Handing our healthcare system to the government and treating it like an entitlement will cost the entire industry its competitive edge, and as a direct consequence — hurt exponentially more people than it helps: It’s the actionable equivalent of treating everyone’s common cold today at the expense of curing everyone’s cancer tomorrow.
Celebrities think they’re “saving the world” when they push their out-of-touch morality on everyone else. They don’t know their worldview is warped. They think in entirely simple terms that because “Giving is good,” everyone needs to be forced to do more of it and then the world will be a better place. Their short-sighted conclusions ignore that forcing people to give negates the individual inclination to do so voluntarily. Their ’empathy’ is actually a bigoted sympathy that dismisses as hopeless all whose experiences are diverse from their own, and does more to crush Liberty than to enable it. In other words, the [bigoted] sympathy they foist on those who were not given wild fame and fortune overnight predicated on entirely useless talent — does more to hurt, than to help. What they sincerely believe to be selflessness is actually a pronunciation of their own greed in the face of their own social and moral insecurities that would cripple them were it not for their feigned commitment to “social justice,” etc.
And such is the unfortunate conclusion too often of leftism: Well-intended, but wildly wrong.
And now we, or at least 52% of us, do the same thing when we thoughtlessly pursue the useless benefit of “feeling good” at the expense of truly “doing good.”
The fact still remains that in the USA, most people who need free healthcare do get it. It’s something our free market capitalist system has enabled us to afford, and per the cost-benefit analysis of our national conscience…it’s well worth paying for. And heck if we play our cards right and smarten up how we pay for healthcare (enabling interstate competition, for example) then maybe we can make it even more affordable and expand care even more.
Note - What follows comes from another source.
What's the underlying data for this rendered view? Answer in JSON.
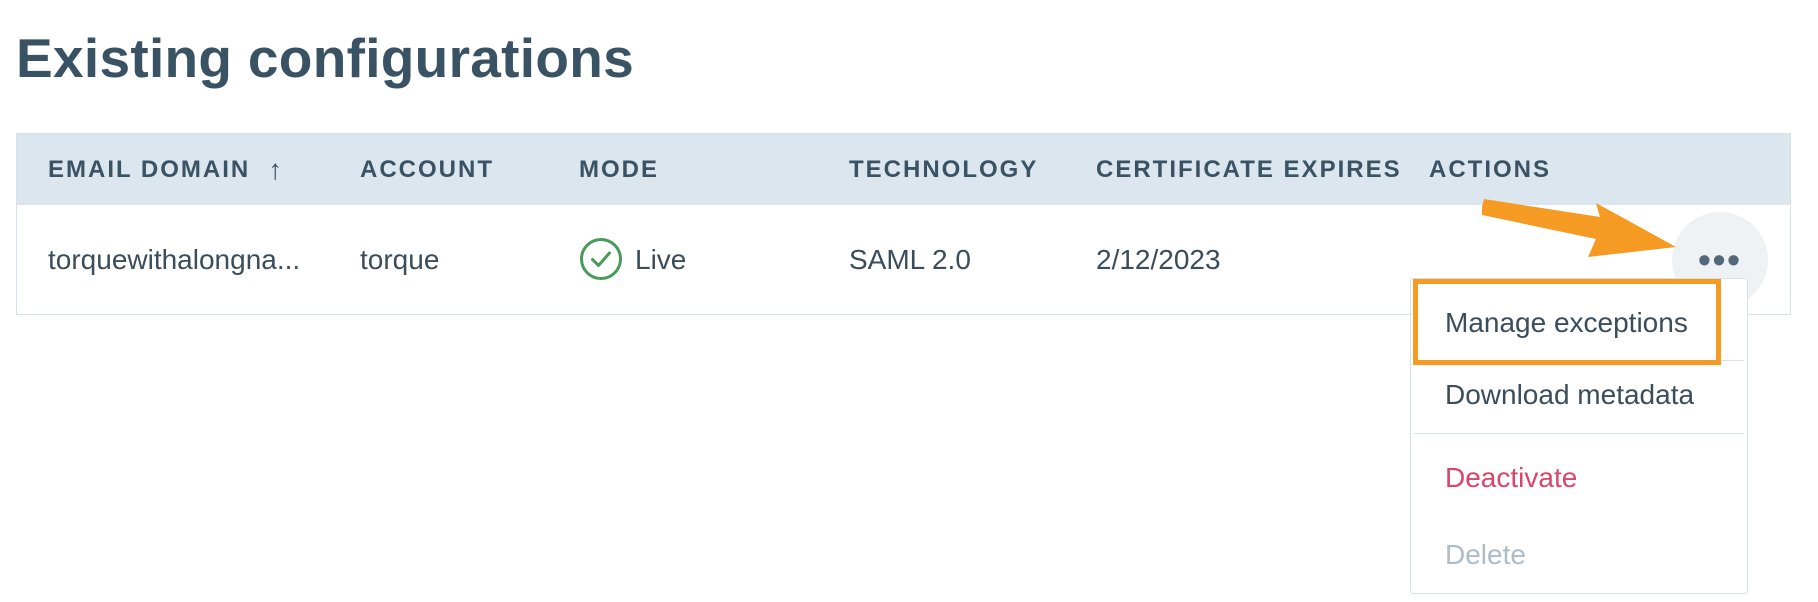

But don’t ever let anyone tell you that healthcare, let alone health insurance, are “rights.” The combination of greed and ignorance it takes to support the claim will make what’s currently a benign socialism in the US become a malignant one, for which the world is yet to find a cure. Should we turn people away at the emergency room who need care? No. But there’s a lot of daylight between that…and selfishly, thoughtlessly, greedily insisting that healthcare and health insurance and doctors’ time and hospitals’ resources and your neighbors paying for it all — is all one inalienable right that you’re entitled to because here you are, in all your glory, gracing us with the moral clarity of your insistence that the United States government should really behave more like Jesus.
That you think you’re entitled to any let alone all of that, is a function of your own greed.
After all, what did your insurer say when you asked to put your uninsured friends on your insurance policy? And if you never even bothered to ask, then please stop patting yourself on the back for doing exactly nothing until/unless everyone else is forced to be as charitable as you a) think they should be and b) have never personally been.